Madrid
El presidente del Gobierno, José Luis Rodríguez Zapatero, aseguró ayer que la presión fiscal española, situada en el 32,8% del PIB, no superará, tras la «reforma fiscal» que prepara el Ejecutivo, el nivel que tenía al alcanzar los socialistas el poder en 2004, cuando estaba en el 34,5% del PIB. El presidente del PP, Mariano Rajoy, le reprochó la falta de una política y un plan económico claros y el gasto desmesurado, a lo que Zapatero replicó que ha cumplido su compromiso electoral y que en los cinco años que lleva gobernando ha bajado «dos puntos del PIB la presión fiscal», con medidas como la reducción de cinco puntos en el Impuesto de Sociedades o la supresión del de Patrimonio.
El jefe del Ejecutivo recalcó que esta «subida de impuestos limitada y temporal en algunos casos» es lo que en estos momentos «necesita España» para hacer frente a la crisis económica, manteniendo la protección social y la inversión productiva en infraestructura «para crear empleo». «Hoy tenemos mucha más protección social que cuando ustedes gobernaban», le espetó a Rajoy.
«Lo que España necesita es preservar la protección social y conquistar más derechos sociales», insistió el jefe del Ejecutivo, quien aseguró: «La política social es la que crea riqueza mediante becas, dependencia y educación infantil».

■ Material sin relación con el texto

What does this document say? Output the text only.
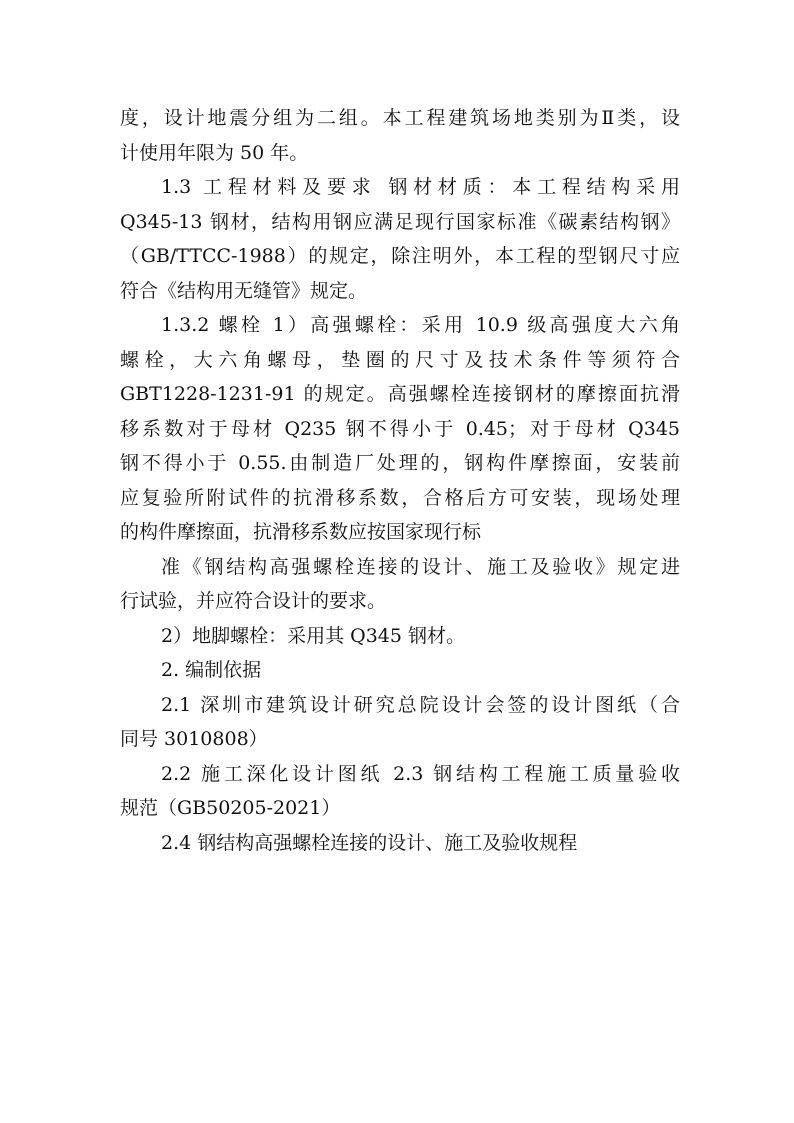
度，设计地震分组为二组。本工程建筑场地类别为Ⅱ类，设
计使用年限为 50 年。
1.3 工程材料及要求 钢材材质：本工程结构采用
Q345-13 钢材，结构用钢应满足现行国家标准《碳素结构钢》
（GB/TTCC-1988）的规定，除注明外，本工程的型钢尺寸应
符合《结构用无缝管》规定。
1.3.2 螺栓 1）高强螺栓：采用 10.9 级高强度大六角
螺栓，大六角螺母，垫圈的尺寸及技术条件等须符合
GBT1228-1231-91 的规定。高强螺栓连接钢材的摩擦面抗滑
移系数对于母材 Q235 钢不得小于 0.45；对于母材 Q345
钢不得小于 0.55.由制造厂处理的，钢构件摩擦面，安装前
应复验所附试件的抗滑移系数，合格后方可安装，现场处理
的构件摩擦面，抗滑移系数应按国家现行标
准《钢结构高强螺栓连接的设计、施工及验收》规定进
行试验，并应符合设计的要求。
2）地脚螺栓：采用其 Q345 钢材。
2. 编制依据
2.1 深圳市建筑设计研究总院设计会签的设计图纸（合
同号 3010808）
2.2 施工深化设计图纸 2.3 钢结构工程施工质量验收
规范（GB50205-2021）
2.4 钢结构高强螺栓连接的设计、施工及验收规程
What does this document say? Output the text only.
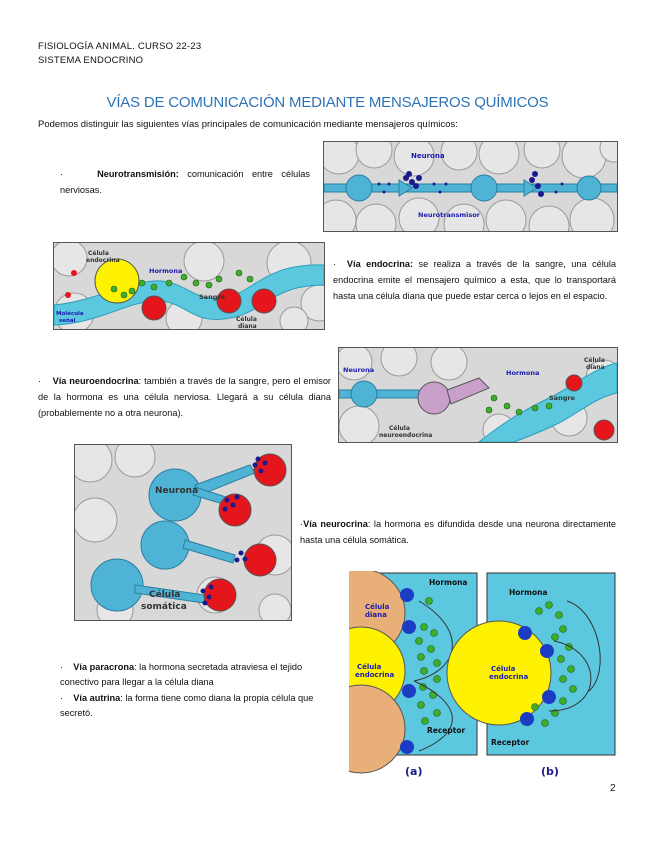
FISIOLOGÍA ANIMAL. CURSO 22-23
SISTEMA ENDOCRINO
VÍAS DE COMUNICACIÓN MEDIANTE MENSAJEROS QUÍMICOS
Podemos distinguir las siguientes vías principales de comunicación mediante mensajeros químicos:
·	Neurotransmisión: comunicación entre células nerviosas.
Neurona
Neurotransmisor
Célula
endocrina
Hormona
Sangre
Célula
diana
Molécula
señal
· Vía endocrina: se realiza a través de la sangre, una célula endocrina emite el mensajero químico a esta, que lo transportará hasta una célula diana que puede estar cerca o lejos en el espacio.
· Vía neuroendocrina: también a través de la sangre, pero el emisor de la hormona es una célula nerviosa. Llegará a su célula diana (probablemente no a otra neurona).
Neurona	Hormona
Célula
diana
Sangre
Célula
neuroendocrina
Neurona
Célula
somática
·Vía neurocrina: la hormona es difundida desde una neurona directamente hasta una célula somática.
· Vía paracrona: la hormona secretada atraviesa el tejido conectivo para llegar a la célula diana
· Vía autrina: la forma tiene como diana la propia célula que secretó.
Hormona
Célula
diana
Célula
endocrina
Receptor
(a)
Hormona
Célula
endocrina
Receptor
(b)
2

El líder del PP replicó que hoy la política social del PSOE «son 4,3 millones de parados, el doble de la tasa de la UE», y echó en cara a Zapatero que «cambie de criterio todos los días» y que en pocos meses pase de descartar una subida de impuestos a anunciar «la mayor subida de la historia de la democracia». «Así es imposible», le reprochó. Rajoy, que exhortó sin éxito a Zapatero a aclarar qué impuestos quiere subir, denunció que los socialistas hayan pasado de un superávit público del 2,7% del PIB a un déficit del 10% con una «política de gasto desmesurada», que indica que el Gobierno «no tiene ni convicciones firmes ni un plan serio para hacer frente a la crisis».
Rodríguez Zapatero contraatacó al presidente del PP: «Al menos ha reconocido que tenemos opiniones, aunque no les gusten, pero es que las suyas son desconocidas», y defendió que las reformas en materia fiscal permitirán a nuestro país cumplir con el objetivo del 3% de déficit en 2012 al que le obliga del Pacto de Estabilidad europeo, y supondrán «en algunos casos subidas y en otros rebajas fiscales».